How many times have you corrected a sentence like this:
Everyone should return to their seats.
To correct it, you can either do this: “Everyone should return to his or her seat,” or this: “Passengers should return to their seats.”
You could also write, “Audience members should return to their seats,” or “Everyone return to your seat.”
What if we didn’t have to fix it, though? What if we could just leave the “their” in the sentence?
That option may soon be a reality. Over the last several weeks, several prominent language blogs have featured discussions on the singular “they” among them Lingua Franca, Poynter Institute and The Baltimore Sun.) The authors ask the question: Can “they” refer to an individual person, specifically a person of unspecified or unknown gender?

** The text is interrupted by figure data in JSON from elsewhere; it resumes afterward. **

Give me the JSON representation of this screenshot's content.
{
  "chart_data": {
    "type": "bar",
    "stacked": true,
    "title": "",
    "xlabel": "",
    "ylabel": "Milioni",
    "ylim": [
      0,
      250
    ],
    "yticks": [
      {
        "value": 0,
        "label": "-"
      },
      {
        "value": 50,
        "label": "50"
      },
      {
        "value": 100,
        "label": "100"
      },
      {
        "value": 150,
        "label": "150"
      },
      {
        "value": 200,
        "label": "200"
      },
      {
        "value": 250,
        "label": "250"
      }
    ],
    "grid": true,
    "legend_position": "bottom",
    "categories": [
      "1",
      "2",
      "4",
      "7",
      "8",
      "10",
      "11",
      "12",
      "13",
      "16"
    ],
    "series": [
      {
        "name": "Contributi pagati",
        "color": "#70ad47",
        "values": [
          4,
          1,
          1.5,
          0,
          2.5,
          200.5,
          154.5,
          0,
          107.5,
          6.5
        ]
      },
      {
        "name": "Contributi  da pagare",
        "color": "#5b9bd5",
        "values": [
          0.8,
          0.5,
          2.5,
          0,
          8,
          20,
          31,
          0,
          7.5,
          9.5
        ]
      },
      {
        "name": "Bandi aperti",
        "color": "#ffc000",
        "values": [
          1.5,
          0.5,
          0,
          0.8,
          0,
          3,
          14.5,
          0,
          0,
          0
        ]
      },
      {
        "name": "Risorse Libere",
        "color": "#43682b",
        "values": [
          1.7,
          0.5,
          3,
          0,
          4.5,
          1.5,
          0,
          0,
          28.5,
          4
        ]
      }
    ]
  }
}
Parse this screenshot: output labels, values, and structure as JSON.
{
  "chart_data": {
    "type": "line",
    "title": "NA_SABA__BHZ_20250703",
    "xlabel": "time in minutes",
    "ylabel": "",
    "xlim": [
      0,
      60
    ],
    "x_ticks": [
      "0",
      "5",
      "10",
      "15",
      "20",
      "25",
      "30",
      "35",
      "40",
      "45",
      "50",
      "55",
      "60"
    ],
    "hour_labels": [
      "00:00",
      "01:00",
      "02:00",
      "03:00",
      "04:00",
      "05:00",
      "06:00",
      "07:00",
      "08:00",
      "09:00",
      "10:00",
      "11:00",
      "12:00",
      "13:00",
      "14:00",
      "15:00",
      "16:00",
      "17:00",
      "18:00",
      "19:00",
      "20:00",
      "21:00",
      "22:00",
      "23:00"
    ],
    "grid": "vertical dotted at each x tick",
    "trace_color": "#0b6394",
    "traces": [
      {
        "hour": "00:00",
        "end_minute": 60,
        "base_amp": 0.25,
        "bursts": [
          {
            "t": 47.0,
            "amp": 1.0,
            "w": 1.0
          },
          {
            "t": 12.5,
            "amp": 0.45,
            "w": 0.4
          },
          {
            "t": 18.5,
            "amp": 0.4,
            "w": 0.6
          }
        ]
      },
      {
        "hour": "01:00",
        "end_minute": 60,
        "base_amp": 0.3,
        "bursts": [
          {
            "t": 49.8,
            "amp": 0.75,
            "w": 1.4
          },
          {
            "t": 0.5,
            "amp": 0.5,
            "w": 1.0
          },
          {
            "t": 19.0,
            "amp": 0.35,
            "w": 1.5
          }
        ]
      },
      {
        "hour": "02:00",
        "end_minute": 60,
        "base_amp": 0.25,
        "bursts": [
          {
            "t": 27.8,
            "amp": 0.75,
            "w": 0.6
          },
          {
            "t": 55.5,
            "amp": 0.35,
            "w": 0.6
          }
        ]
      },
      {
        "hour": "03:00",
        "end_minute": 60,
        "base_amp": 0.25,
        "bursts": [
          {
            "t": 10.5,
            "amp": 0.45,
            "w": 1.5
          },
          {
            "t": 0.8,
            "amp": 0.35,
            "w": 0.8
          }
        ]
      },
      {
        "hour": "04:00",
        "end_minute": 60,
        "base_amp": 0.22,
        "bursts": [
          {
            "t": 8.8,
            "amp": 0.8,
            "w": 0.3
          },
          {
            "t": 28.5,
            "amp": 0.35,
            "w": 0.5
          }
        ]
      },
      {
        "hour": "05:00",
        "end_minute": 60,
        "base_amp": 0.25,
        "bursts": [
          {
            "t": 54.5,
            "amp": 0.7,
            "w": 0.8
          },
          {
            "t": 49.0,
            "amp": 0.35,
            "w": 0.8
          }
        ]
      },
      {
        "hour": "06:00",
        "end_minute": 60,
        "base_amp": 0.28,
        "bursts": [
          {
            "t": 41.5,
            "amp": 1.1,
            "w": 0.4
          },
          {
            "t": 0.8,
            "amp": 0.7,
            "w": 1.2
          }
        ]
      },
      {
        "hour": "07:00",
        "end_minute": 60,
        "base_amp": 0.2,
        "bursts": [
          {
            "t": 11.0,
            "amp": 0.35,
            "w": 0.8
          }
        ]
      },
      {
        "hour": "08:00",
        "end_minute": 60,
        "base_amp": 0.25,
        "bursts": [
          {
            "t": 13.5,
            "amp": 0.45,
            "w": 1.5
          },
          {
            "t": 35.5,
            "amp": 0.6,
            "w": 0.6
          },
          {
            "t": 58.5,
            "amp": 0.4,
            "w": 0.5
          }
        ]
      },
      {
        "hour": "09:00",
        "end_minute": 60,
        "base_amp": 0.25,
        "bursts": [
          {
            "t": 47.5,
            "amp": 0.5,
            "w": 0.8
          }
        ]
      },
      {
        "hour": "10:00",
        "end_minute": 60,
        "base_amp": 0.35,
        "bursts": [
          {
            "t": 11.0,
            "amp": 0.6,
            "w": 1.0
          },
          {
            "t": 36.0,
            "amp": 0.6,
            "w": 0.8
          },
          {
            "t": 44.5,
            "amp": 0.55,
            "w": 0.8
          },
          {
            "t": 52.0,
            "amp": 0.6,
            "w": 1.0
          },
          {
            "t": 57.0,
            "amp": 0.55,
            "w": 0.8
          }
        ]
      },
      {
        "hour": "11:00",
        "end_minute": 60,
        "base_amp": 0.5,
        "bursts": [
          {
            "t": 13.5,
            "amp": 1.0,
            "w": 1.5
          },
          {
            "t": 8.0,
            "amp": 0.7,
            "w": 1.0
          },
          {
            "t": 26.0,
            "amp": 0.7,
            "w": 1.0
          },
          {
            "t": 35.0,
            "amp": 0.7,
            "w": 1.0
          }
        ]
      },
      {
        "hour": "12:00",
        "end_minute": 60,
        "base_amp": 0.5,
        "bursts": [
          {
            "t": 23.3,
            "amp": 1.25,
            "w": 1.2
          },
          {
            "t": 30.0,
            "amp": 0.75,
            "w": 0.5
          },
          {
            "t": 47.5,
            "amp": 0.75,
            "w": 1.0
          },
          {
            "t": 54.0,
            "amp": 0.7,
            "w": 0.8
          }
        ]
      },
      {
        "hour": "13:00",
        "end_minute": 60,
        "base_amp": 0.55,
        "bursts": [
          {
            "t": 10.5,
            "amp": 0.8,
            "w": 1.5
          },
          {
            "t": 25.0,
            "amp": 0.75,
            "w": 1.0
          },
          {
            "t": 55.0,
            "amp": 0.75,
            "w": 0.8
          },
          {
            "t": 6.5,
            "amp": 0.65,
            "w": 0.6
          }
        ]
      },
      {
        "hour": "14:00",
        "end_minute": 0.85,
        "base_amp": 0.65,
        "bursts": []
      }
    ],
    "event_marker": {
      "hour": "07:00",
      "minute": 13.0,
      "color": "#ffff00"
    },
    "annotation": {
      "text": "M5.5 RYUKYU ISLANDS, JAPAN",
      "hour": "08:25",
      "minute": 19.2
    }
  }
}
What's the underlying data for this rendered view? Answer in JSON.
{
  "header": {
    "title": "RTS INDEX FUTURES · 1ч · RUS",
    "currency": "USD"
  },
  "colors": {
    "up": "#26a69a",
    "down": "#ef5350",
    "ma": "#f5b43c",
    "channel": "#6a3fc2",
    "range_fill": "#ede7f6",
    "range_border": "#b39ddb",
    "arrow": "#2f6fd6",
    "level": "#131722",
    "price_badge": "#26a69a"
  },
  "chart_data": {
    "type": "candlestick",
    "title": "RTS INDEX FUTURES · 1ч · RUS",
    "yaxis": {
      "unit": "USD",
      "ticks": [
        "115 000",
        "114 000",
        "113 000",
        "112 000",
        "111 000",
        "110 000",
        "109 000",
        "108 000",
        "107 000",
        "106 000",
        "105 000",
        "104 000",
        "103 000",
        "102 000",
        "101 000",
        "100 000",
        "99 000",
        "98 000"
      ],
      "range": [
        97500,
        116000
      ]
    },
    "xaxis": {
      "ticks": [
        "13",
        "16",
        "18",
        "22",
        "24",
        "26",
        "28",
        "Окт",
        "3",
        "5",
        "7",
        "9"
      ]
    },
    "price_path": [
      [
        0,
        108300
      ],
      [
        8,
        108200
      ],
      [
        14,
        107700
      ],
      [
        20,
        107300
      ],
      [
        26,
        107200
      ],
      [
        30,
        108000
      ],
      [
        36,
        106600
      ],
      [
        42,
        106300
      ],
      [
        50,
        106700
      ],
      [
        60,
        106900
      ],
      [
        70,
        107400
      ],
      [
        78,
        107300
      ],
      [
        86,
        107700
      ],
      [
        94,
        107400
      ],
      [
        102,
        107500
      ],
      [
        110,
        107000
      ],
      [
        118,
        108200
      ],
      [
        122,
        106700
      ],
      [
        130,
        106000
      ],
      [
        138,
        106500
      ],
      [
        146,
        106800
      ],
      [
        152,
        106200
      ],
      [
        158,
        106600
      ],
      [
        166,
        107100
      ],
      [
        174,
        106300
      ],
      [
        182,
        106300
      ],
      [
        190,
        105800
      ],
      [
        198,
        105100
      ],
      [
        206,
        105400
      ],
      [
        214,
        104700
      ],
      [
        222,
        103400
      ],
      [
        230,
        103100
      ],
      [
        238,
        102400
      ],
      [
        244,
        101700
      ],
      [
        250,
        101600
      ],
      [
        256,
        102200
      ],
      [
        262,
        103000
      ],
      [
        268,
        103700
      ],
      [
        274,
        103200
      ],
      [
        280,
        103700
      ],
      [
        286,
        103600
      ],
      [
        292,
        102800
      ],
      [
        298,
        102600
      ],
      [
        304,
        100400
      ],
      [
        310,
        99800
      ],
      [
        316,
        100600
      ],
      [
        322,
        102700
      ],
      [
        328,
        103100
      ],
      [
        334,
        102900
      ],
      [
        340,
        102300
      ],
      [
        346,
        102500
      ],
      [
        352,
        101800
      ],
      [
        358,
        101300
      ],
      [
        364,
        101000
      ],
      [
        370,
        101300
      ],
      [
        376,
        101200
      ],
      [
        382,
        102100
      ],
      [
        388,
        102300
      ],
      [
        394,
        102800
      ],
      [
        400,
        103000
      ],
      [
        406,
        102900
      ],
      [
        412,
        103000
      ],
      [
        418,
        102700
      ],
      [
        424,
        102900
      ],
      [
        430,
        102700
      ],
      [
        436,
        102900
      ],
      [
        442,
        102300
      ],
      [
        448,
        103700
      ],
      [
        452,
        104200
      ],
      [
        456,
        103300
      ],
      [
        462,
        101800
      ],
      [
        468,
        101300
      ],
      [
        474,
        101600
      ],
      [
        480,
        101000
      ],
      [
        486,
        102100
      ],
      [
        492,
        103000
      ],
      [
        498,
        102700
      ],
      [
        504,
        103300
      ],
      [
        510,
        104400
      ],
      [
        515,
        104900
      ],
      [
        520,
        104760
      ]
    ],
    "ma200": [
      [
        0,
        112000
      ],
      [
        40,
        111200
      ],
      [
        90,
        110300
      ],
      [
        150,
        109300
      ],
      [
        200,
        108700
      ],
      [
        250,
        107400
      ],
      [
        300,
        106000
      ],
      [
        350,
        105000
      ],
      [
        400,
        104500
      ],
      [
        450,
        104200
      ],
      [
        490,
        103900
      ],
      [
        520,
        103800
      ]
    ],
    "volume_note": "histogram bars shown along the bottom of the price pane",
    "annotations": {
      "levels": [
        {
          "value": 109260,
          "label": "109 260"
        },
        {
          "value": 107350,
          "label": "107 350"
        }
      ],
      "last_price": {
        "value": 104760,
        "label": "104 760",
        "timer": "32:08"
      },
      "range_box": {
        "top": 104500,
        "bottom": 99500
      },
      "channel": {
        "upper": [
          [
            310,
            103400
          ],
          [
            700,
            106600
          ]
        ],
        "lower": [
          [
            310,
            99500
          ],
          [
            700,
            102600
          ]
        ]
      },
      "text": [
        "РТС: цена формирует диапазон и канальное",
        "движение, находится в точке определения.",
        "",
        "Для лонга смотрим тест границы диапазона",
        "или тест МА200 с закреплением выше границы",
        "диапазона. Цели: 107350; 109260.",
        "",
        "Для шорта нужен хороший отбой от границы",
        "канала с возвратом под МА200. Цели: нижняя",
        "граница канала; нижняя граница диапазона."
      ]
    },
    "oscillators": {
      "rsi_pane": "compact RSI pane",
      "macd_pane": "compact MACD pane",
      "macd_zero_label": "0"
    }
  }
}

We were all taught—by everyone from our third-grade teachers to our journalism professors—that the singular “they” is bad grammar. Style guides say its use is unacceptable in formal writing.
Prominent language blogger Ann Curzan argues that the singular “they” has been used for centuries. Insisting that the singular “they” is bad grammar “unproductively dismisses the actual grammar of many, many English speakers,” she writes. “It’s not a question of whether this pronoun can be singular; it’s more accurately a question of whether we should and will let ‘they’ be used in its singular form in formal, edited prose without comment.”
Essentially, the only roadblock to the acceptance and usage of the singular “they” is that editors change it.
What do you think PR Daily readers? Should writers begin using the singular “they” in professional writing, or is it still an absolute no-no?